U.K. Pat. No. 2,056,752, published June 2, 1983, discloses an electrochemical cell which contains an active metal anode in direct contact with an electrolyte which comprises a free halogen dissolved in a nonaqueous solvent. It is disclosed that lithium can be used as the anode, iodine may be used as the halogen and the nonaqueous solvent may be selected from a plethora of organic and inorganic materials which include tetrahydrofuran. It is further disclosed that the ionic conduction of the electrolyte can be facilitated by dissolving in it a metal salt, such as a lithium halide. However, this patent contains no mention of sulfur dioxide.

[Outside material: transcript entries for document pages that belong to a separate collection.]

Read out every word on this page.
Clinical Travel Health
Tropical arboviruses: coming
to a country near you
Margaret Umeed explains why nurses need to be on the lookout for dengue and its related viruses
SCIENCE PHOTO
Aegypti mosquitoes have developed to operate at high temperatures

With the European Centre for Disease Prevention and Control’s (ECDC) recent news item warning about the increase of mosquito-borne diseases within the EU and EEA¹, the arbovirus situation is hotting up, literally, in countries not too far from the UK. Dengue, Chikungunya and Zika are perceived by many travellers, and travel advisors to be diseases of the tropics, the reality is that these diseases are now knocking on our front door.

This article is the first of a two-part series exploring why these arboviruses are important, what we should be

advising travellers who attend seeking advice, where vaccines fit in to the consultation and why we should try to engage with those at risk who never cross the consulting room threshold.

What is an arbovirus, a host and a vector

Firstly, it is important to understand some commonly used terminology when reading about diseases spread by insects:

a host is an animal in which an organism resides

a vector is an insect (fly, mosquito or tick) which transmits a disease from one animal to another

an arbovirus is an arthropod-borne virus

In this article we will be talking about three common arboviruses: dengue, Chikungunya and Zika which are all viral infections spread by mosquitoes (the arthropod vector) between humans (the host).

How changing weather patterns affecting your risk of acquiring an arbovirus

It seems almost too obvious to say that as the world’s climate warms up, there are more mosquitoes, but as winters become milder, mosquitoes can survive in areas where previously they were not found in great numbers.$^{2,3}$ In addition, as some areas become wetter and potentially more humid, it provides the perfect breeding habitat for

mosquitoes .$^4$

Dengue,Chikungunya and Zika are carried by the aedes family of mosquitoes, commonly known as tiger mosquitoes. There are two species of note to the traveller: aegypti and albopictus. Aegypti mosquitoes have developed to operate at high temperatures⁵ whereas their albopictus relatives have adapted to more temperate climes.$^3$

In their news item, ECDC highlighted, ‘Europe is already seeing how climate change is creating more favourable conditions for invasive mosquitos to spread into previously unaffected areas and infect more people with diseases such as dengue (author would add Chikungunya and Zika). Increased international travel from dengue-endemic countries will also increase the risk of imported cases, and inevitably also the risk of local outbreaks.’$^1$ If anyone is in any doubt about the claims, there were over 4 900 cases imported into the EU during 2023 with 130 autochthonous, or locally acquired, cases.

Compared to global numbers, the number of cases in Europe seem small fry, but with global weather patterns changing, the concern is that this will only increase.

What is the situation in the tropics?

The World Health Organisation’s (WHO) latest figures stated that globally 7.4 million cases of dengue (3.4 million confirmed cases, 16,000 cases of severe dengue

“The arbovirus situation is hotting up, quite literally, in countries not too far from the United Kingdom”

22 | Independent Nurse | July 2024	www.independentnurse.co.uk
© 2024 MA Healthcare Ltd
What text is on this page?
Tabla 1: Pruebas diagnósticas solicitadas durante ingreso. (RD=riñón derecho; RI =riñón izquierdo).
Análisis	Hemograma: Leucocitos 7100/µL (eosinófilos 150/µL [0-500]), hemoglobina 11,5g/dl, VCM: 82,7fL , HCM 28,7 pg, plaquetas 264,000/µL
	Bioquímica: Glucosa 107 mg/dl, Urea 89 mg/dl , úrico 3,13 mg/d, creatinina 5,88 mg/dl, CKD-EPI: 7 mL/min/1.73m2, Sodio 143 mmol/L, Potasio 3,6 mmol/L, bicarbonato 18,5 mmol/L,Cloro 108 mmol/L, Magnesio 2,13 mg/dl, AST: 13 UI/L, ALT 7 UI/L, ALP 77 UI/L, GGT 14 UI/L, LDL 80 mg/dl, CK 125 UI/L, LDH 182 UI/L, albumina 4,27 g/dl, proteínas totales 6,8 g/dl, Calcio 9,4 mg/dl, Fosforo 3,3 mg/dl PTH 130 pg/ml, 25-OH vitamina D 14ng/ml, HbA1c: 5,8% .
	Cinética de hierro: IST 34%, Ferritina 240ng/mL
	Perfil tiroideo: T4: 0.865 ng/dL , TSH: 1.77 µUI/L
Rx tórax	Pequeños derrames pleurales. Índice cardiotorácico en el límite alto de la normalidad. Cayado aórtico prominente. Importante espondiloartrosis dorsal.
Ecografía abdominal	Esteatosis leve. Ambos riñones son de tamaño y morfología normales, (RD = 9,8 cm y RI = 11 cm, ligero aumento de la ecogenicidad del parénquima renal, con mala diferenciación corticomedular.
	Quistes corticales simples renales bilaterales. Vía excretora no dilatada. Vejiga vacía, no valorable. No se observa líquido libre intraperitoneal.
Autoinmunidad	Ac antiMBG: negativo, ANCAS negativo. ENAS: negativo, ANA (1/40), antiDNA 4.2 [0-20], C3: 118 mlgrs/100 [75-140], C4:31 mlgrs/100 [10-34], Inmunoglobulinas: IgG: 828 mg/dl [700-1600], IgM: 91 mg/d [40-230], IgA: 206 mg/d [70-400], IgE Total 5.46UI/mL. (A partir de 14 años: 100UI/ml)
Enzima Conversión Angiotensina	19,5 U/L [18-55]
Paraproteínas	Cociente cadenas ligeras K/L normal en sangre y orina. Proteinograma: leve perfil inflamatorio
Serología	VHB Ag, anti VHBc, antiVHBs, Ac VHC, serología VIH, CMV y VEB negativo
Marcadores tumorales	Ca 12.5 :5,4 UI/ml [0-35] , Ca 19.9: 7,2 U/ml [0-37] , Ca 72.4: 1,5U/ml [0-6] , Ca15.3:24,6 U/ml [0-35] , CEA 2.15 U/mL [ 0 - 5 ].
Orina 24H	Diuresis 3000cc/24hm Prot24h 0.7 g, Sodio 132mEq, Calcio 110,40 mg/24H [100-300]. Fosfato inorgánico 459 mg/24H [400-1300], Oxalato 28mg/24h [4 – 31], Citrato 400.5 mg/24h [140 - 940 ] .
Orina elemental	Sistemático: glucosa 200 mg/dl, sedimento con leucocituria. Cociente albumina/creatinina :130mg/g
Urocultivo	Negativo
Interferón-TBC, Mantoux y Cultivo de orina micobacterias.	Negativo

The above-mentioned U.S. Pat. No. 3,567,515 (Maricle et al.) discloses an electrochemical cell which contains a lithium anode and a nonaqueous conductive liquid electrolyte which comprises sulfur dioxide. This patent also discloses that the electrolyte may contain an organic solvent and a plethora of electrolyte salts which include lithium perchlorate, lithium halides, and tetra(loweralkyl)ammonium salts of halogens. U.S. Pat. No. 3,578,500 issued to Maricle et al. on May 11, 1971, contains a similar disclosure. However, these patents fail to suggest the use of iodine as an electrolyte component and require that the electrolyte salts be substantially inert with respect to chemical oxidation by sulfur dioxide.
It has been reported that iodide ion can be oxidized by sulfur dioxide, but only in the presence of oxygen (see Non-Aqueous Solvent Systems, T. C. Waddington, Ed., Academic Press, 1965, p. 266; and Progress in Physical Organic Chemistry, Vol. 1, S. G. Cohen et al., Ed., Interscience Publishers, 1963, p. 98). However, there has been no suggestion in the prior art that the oxidation of iodide ion by sulfur dioxide could be advantageously utilized for any purpose in an electrochemical cell.